Menacer les banques centrales coûte cher
5 min
Les banques centrales sont sous pression
Trump attaque et le Congrès se tait. Quel impact sur l’économie ? La Fed pourra-t-elle encore opérer de manière indépendante ? Dans cette nouvelle vidéo, le Chief Economist Koen De Leus explique en 4 minutes comment ces tensions politiques peuvent faire trembler les marchés financiers.
La stabilité des prix. Le concept peut paraître ennuyeux. C’est néanmoins le carburant de l’économie. Sans prix stables, le pouvoir d’achat s'évapore, avec un effet immédiat sur votre caddie. Mais pour maintenir cette stabilité, la Fed doit parfois fermer le bar, juste au moment où la fête allait commencer. Des taux d'intérêt plus élevés, une demande en berne, plus de chômage. Rien qui puisse vous aider à gagner des élections. C'est pourquoi cette tâche a été confiée aux banquiers centraux. Eux n'ont pas besoin de récolter des voix.
Cependant, ils ne peuvent mener à bien cette tâche que si deux conditions sont remplies : l'indépendance politique dans leur processus de décision à court terme, et le soutien politique à long terme. Aujourd'hui, nous faisons face à la situation inverse : des attaques incessantes de la part de Trump et un silence assourdissant du Congrès.
Mr. Too Late
Que les présidents appellent à une baisse des taux d'intérêt n'est pas nouveau. Les attaques personnelles incessantes de Trump contre Powell, qui se voit affubler de surnoms tels que « crétin », « loser» et « Mr. Too Late », sont en revanche inédites. De plus, Trump tente de remplacer les administrateurs de la Fed par des proches. La gouverneure de la Fed, Lisa Cook, est autorisée à rester en poste pour le moment, grâce à une décision d'un juge d'appel, après avoir été licenciée par Trump pour fraude hypothécaire présumée. La Cour suprême américaine - où Trump a nommé une majorité de juges - aura probablement le dernier mot dans cette affaire.

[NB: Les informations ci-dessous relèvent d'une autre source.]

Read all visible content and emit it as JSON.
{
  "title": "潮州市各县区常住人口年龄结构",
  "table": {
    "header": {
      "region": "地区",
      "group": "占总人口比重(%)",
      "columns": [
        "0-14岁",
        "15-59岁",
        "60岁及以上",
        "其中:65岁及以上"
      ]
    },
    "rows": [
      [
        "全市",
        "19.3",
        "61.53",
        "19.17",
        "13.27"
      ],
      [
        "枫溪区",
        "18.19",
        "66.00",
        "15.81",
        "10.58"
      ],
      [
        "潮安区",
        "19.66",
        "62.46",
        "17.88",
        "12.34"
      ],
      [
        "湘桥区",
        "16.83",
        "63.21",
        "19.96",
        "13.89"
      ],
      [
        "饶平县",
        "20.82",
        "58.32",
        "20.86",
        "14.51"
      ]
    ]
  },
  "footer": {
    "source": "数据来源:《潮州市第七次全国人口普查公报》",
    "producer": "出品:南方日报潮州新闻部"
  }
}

Powell se sait dans le viseur. Lors de la grand messe des banquiers centraux à Jackson Hole, il a estimé que le risque de chômage était plus élevé que celui de l’inflation. Un revirement de 180° par rapport au mois dernier. Avec cette quasi-annonce d'une baisse des taux d'intérêt - qui est maintenant une réalité - il a tenté de faire retomber la pression. Suite aux chiffres décevants de l'emploi publiés plus tard au cours du même mois, nous prévoyons désormais deux baisses de taux supplémentaires cette année et deux l'année prochaine. D'ici la fin 2026, le taux d'intérêt devrait ainsi atteindre 3,25 pour cent.
Choc inflationniste
Ces stimuli importants ne sont pas dénués de risque. Car en même temps, la politique migratoire ferme a déjà fait disparaître 1,2 million de travailleurs du marché de l’emploi. Ajoutez à cela les tarifs douaniers sur les importations imposés par Trump - qui, selon BNP Paribas, feront augmenter les prix à la consommation d'environ 3,5 pour cent - et des taux d'intérêt bas et vous obtiendrez la recette parfaite d’un choc inflationniste.
Et pourtant... les marchés demeurent indifférents à ces signaux. Le taux d'intérêt à 30 ans atteint un sommet, mais ceux à 2 et 10 ans restent stables. Comme si les investisseurs pensaient : « Bah, Powell tiendra bon. » Mais que se passera-t-il si Trump parvient vraiment à mettre la main sur la Fed ? Dans ce cas, des attentes d'inflation plus élevées et des taux d'intérêt plus hauts seront justifiés. Le dollar risque également d’en prendre un coup.
Pourquoi les marchés ne réagissent-ils par plus fortement ? Parce que se protéger contre les risques coûte cher pour les investisseurs professionnels. Celui qui anticipe aujourd'hui et se trompe se retrouvera à la traîne demain. Alors, ils reportent leur décision. Jusqu'à ce qu'ils ne puissent plus ignorer le risque. A ce moment-là, tout le monde se précipitera vers la sortie en même temps. Et ce sera le chaos. Pour les entreprises, d'autres critères s'appliquent. La comparaison avec les concurrents est moins pertinente. L'évolution du dollar et des taux d'intérêt sont des facteurs-clés pour l’activité économique. Lorsque les nuages se font plus menaçants, il est préférable d'acheter un parapluie pour se protéger de la tempête à venir. Et avec Trump aux commandes pendant encore trois ans, une nouvelle menace peut surgir à tout instant.